I’m set to depart for Kenya on August 9th, which gave me a few months after graduation with nothing to do but pack and twiddle my thumbs. Being the sort of person who goes stir crazy after about two weeks of relaxing, I got in touch with our lab manager Hadley and asked if there was anything I could do to help out at the lab at MSU before I left. She set me a task of Herculean proportions: organizing and inventorying the lab’s -80°C freezers with a couple other members of the lab.

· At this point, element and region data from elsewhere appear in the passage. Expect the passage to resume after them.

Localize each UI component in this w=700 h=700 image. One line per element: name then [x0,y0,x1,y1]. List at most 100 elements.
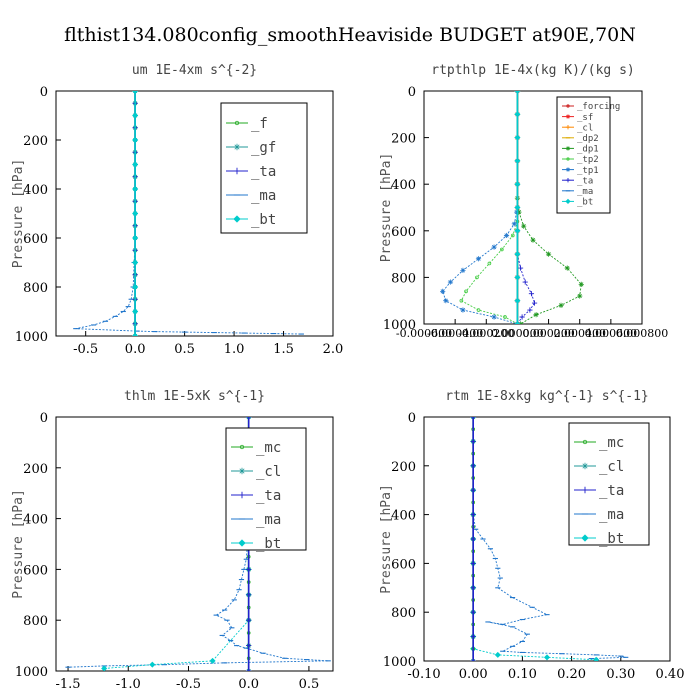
legend-swatch-marker [238,539,246,547]
series-ma [470,417,629,660]
y-tick-label: 0 [40,85,48,100]
y-tick-label: 600 [23,232,48,247]
data-point [543,654,551,661]
legend: _mc _cl _ta _ma _bt [568,422,650,547]
data-point [528,291,535,297]
legend-swatch-marker [565,125,571,130]
legend-box [220,102,308,234]
data-point [132,234,139,242]
legend-swatch-marker [566,104,570,108]
legend-swatch-marker [566,157,570,161]
x-tick-label: -1.5 [56,677,81,692]
legend: _forcing_sf_cl_dp2_dp1_tp2_tp1_ta_ma_bt [556,96,620,214]
panel-title: um 1E-4xm s^{-2} [132,63,257,78]
data-point [578,281,584,287]
data-point [246,668,252,671]
data-point [514,251,521,258]
data-point [132,161,139,168]
x-tick-label: 0.000200 [522,327,575,340]
legend-label: _bt [256,536,281,552]
panel-title: thlm 1E-5xK s^{-1} [124,389,265,404]
legend-swatch-marker [233,215,241,223]
panel-title: rtm 1E-8xkg kg^{-1} s^{-1} [445,389,649,404]
y-tick-label: 600 [23,563,48,578]
series-line [442,212,518,324]
series-line [516,254,536,324]
legend-swatch-marker [565,198,571,205]
legend-swatch-marker [233,143,241,151]
x-tick-label: -0.5 [73,342,98,357]
legend-label: _ta [599,483,624,499]
x-tick-label: 0.30 [606,667,635,682]
y-tick-label: 200 [391,132,416,147]
series-bt [132,91,139,336]
data-point [470,634,476,640]
data-point [132,91,139,95]
data-point [470,487,476,493]
plot-frame [55,90,334,337]
legend-swatch-marker [239,444,245,450]
legend-label: _ma [256,512,281,528]
data-point [246,417,252,420]
panel-title: rtpthlp 1E-4x(kg K)/(kg s) [431,63,635,78]
series-line [460,221,518,324]
data-point [511,221,517,227]
x-tick-label: 0.000800 [616,327,669,340]
data-point [470,658,476,661]
data-point [514,227,521,234]
y-tick-label: 800 [23,614,48,629]
data-point [132,112,139,119]
y-tick-label: 200 [23,462,48,477]
y-axis-label: Pressure [hPa] [379,153,394,263]
data-point [470,585,476,591]
x-tick-label: 0.000000 [491,327,544,340]
y-tick-label: 400 [23,183,48,198]
data-point [514,91,521,95]
panel-3: thlm 1E-5xK s^{-1} Pressure [hPa] 0 200 400 6… [11,389,334,692]
y-tick-label: 400 [23,513,48,528]
panel-4: rtm 1E-8xkg kg^{-1} s^{-1} Pressure [hPa]… [379,389,684,682]
y-tick-label: 800 [391,271,416,286]
legend-label: _forcing [577,102,620,112]
legend-label: _sf [577,113,593,123]
legend-swatch-marker [234,120,240,126]
data-point [487,261,492,266]
data-point [132,259,139,266]
data-point [246,592,252,598]
x-tick-label: -0.5 [176,677,201,692]
legend-label: _gf [251,140,276,156]
y-tick-label: 200 [391,460,416,475]
x-tick-label: 0.20 [557,667,586,682]
data-point [475,275,479,280]
data-point [494,651,501,658]
data-point [514,181,521,188]
data-point [132,210,139,217]
y-tick-label: 1000 [15,330,48,345]
data-point [470,609,476,615]
plot-frame [423,90,643,325]
x-tick-label: 2.0 [323,342,344,357]
legend-box [225,427,307,551]
series-layer [470,417,629,661]
legend-label: _mc [256,440,281,456]
data-point [464,289,468,294]
legend-swatch-marker [581,534,589,542]
data-point [491,244,497,250]
x-tick-label: 0.0 [125,342,146,357]
y-tick-label: 800 [23,281,48,296]
data-point [460,307,466,313]
legend-label: _cl [256,464,281,480]
x-tick-label: -0.000600 [396,327,452,340]
x-tick-label: 0.000600 [585,327,638,340]
data-point [593,656,600,661]
series-layer [73,91,304,336]
data-point [470,417,476,420]
data-point [503,232,510,239]
data-point [470,463,476,469]
data-point [514,297,521,304]
legend-label: _bt [251,212,276,228]
data-point [149,661,156,668]
x-tick-label: 1.5 [273,342,294,357]
data-point [246,566,252,572]
data-point [132,136,139,144]
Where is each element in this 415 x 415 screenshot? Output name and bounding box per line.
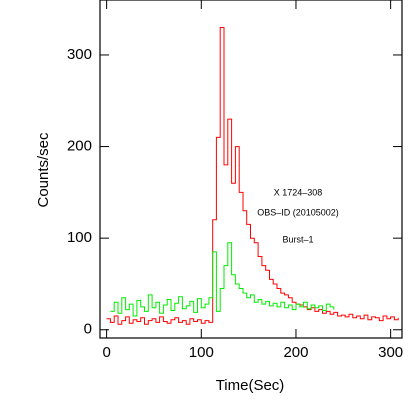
light-curve — [110, 242, 335, 317]
y-tick-label: 100 — [67, 229, 92, 246]
x-tick-label: 100 — [189, 344, 214, 361]
y-tick-label: 300 — [67, 46, 92, 63]
y-tick-label: 0 — [84, 321, 92, 338]
y-tick-label: 200 — [67, 138, 92, 155]
x-axis-label: Time(Sec) — [216, 377, 285, 394]
y-axis-label: Counts/sec — [35, 132, 52, 208]
x-tick-label: 200 — [283, 344, 308, 361]
x-tick-label: 300 — [378, 344, 403, 361]
light-curve — [106, 27, 399, 325]
annotation: OBS–ID (20105002) — [257, 207, 339, 217]
x-tick-label: 0 — [102, 344, 110, 361]
annotation: Burst–1 — [282, 234, 313, 244]
annotation: X 1724–308 — [274, 187, 323, 197]
plot-frame — [99, 0, 403, 339]
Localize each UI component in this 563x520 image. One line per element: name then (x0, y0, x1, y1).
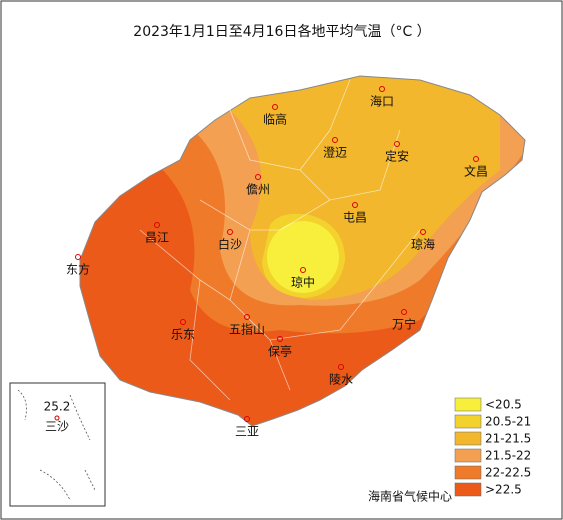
city-label: 澄迈 (323, 145, 347, 160)
city-dot (244, 314, 250, 320)
legend-swatch (454, 465, 482, 480)
city-label: 临高 (263, 112, 287, 127)
city-dot (420, 229, 426, 235)
city-dot (338, 364, 344, 370)
legend-swatch (454, 414, 482, 429)
city-label: 三亚 (235, 425, 259, 439)
city-label: 海口 (370, 94, 394, 109)
city-label: 万宁 (392, 317, 416, 332)
city-label: 定安 (385, 149, 409, 164)
city-dot (244, 416, 250, 422)
legend-label: <20.5 (485, 398, 522, 412)
city-label: 文昌 (464, 164, 488, 179)
legend-label: 21.5-22 (485, 449, 531, 463)
city-label: 五指山 (229, 322, 265, 337)
legend-label: >22.5 (485, 483, 522, 497)
city-dot (154, 222, 160, 228)
city-label: 保亭 (268, 344, 292, 359)
city-label: 琼中 (291, 275, 315, 290)
city-label: 乐东 (171, 328, 195, 342)
city-dot (332, 137, 338, 143)
legend-label: 21-21.5 (485, 432, 531, 446)
legend-swatch (454, 431, 482, 446)
legend-label: 22-22.5 (485, 466, 531, 480)
city-dot (180, 319, 186, 325)
legend-swatch (454, 448, 482, 463)
map-title: 2023年1月1日至4月16日各地平均气温（°C ） (133, 24, 430, 40)
city-label: 屯昌 (343, 211, 367, 225)
city-dot (401, 309, 407, 315)
county-borders (139, 79, 421, 401)
city-dot (227, 229, 233, 235)
legend-swatch (454, 397, 482, 412)
city-dot (75, 254, 81, 260)
city-label: 白沙 (218, 237, 242, 252)
city-label: 琼海 (411, 237, 435, 252)
legend-label: 20.5-21 (485, 415, 531, 429)
city-label: 陵水 (329, 373, 353, 387)
city-dot (394, 141, 400, 147)
city-label: 东方 (66, 262, 90, 277)
city-dot (473, 156, 479, 162)
city-dot (352, 202, 358, 208)
city-dot (379, 86, 385, 92)
city-label: 昌江 (145, 231, 169, 245)
inset-value: 25.2 (44, 400, 71, 414)
legend-swatch (454, 482, 482, 497)
city-dot (255, 174, 261, 180)
inset-name: 三沙 (45, 420, 69, 434)
coastline (79, 75, 526, 427)
source: 海南省气候中心 (368, 489, 452, 504)
temperature-zone (267, 221, 339, 293)
city-label: 儋州 (246, 183, 270, 197)
city-dot (300, 267, 306, 273)
inset: 25.2 三沙 (9, 382, 106, 507)
city-dot (277, 336, 283, 342)
city-dot (272, 104, 278, 110)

This process involves emptying a shelf at a time into coolers of dry ice (“My hands are so cold”), sorting through the contents (“What’s in that bag?” “It’s…a dead bird.”), and attempting to put everything back in some kind of logical order (“Does hair qualify as a tissue sample?”). Once we had everything sorted into categories, we began the long process of inventorying every single sample into labeled boxes so future students could use our new repository to quickly find the samples they need. Two months, four lab members, and a couple hundred pounds of dry ice later, we emerged with two complete freezer maps and a partial repository database of hyena blood, DNA, and tissue samples.

Besides that deeply cathartic sense of satisfaction from taking something chaotic and making it organized, it’s been a lot of fun getting to know both the lab and its members while working there this summer. Before starting here, my only hints of what my year would be like were from this very blog, so it’s been marvelous to talk to people who have been there and done that and lived to tell about it. I’ve gotten a lot of great packing advice, but perhaps more importantly I’ve found that learning how the samples collected in the field will be used in the lab can help inform how I will collect said samples. For one thing, I can tell you right now my handwriting in the field is going to be spectacular after attempting to read and record the labels on hundreds of tubes (“Is that a 5? A 3?” “I think it’s an 8?”).

For a slightly more serious example: when blood is collected from darted hyenas in the field, it’s separated into many small tubes instead of one big one. One reason this is done is that blood can be affected by freeze/thaw cycles; if a member of the lab wants to study blood taken from a particular hyena, they can thaw one of the small tubes and leave the rest frozen and therefore unaffected for future use. Understanding the logic behind some of the protocols will (hopefully) make the mountain of new things to learn when I arrive in camp a little more manageable.

After a summer of talking about nothing but hyenas, I can’t wait to begin my year as an RA. I look forward to writing my next post from a tent in the Mara. Kenya, here I come!
A photo of yours truly on my last epic journey. The stunning Greek background is soon to be replaced by a stunning Kenyan background when I start my newest adventure!